Une attraction inépuisable mais peut-être, aussi, une certaine amnésie concernant les aspects les moins agréables… Renouer avec un premier amour peut s’avérer risqué. «J’ai été obsédé par Mathilde pendant des années, se souvient Aurélien, 39 ans. Je n’avais jamais pu digérer notre rupture due à deux de nos parents qui étaient collègues et ne s’entendaient pas. Même en couple stable avec une autre personne plus tard, j’ai cherché à renouer le contact avec cette passion vécue durant mes études universitaires. Nous nous sommes revus plusieurs fois, on a craqué l’un pour l’autre à nouveau, mais à chaque fois cela se terminait mal, comme si cette histoire était vouée, depuis le départ, à l’échec, comme si elle ne pouvait mûrir et évoluer vers une relation de couple normale. J’ai fini par reperdre de vue Mathilde, ma compagne a appris ces écarts et cela a brisé notre union à cause de disputes sans fin. Revenir vers son premier amour peut vous brûler les ailes.»

Pour Nicole Prieur, néanmoins, il peut y avoir une seconde vie pour la première passion: «Cette idylle qui recommence peut perdurer si les deux partenaires ont abandonné des attentes trop idéalisées et n’espèrent plus de l’autre qu’il règle tous ses problèmes, avance Nicole Prieur. La magie originelle se mêlera alors à quelque chose de plus constructif et positif.»

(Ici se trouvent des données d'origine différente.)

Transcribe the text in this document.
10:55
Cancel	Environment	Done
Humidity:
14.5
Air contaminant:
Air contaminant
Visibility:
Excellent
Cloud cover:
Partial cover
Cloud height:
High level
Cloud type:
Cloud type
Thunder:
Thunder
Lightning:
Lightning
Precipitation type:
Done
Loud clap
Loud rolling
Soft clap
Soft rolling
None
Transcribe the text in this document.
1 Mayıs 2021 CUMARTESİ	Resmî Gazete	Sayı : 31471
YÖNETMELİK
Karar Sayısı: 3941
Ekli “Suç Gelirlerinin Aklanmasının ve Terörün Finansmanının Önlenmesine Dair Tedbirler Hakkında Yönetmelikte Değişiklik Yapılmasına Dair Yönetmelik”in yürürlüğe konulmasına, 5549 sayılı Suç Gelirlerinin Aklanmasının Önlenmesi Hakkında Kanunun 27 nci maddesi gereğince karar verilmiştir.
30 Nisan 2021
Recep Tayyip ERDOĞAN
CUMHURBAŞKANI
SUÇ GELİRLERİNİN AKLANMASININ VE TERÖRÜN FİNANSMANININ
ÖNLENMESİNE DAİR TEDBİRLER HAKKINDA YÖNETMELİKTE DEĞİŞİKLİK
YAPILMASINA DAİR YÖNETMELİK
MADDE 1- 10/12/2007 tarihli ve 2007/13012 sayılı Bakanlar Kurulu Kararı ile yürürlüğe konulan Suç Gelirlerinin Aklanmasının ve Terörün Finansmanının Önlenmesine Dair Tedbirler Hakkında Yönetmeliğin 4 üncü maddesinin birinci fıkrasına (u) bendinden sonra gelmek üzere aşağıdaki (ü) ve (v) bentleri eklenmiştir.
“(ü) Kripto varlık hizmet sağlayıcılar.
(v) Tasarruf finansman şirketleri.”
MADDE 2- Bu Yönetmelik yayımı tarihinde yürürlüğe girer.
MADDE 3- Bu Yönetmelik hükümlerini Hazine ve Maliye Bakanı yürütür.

Carole, 37 ans, a retrouvé Lionel quinze ans après

Lionel a été mon premier grand amour, à 17 ans, une relation très forte qui a duré trois ans et demi, mais un jour, il est parti sans explication. Ça a été un choc, mais bon, c’est la vie. Je l’ai revu en 2012 lors de la naissance de son fils, j’étais contente pour lui, j’avais digéré. De mon côté, j’ai eu quelques relations mais je n’ai jamais retrouvé cette intensité. J’avais gardé contact avec ses parents et ses frères et, il y a deux ans, l’un de ses neveux m’a invitée à son anniversaire, une grande fête au bord du lac de Neuchâtel. Je savais que Lionel serait là, sans doute avec sa femme, mais il n’y avait pas de malaise. Moi j’étais zen, mais quand nous nous sommes croisés, j’ai vu des petites étoiles dans ses yeux! Nous avons parlé de tout et de rien, puis il m’a avoué que ce n’était pas une période facile car il était en train de se séparer.

On s’est dit que ce serait sympa d’aller boire un verre. On s’est revus pour un resto et là, j’ai mis les cartes sur la table et je lui ai demandé ce qu’il s’était passé il y a quinze ans. Il a été sincère, ouvert, m’a dit qu’après un travail sur lui, il était plus apte à exprimer ses sentiments. Cela fait maintenant deux ans que nous sommes à nouveau ensemble. C’était assez étrange de le dire à notre entourage, mes parents ont été surpris quand je leur ai «présenté» mon nouveau copain! [VF]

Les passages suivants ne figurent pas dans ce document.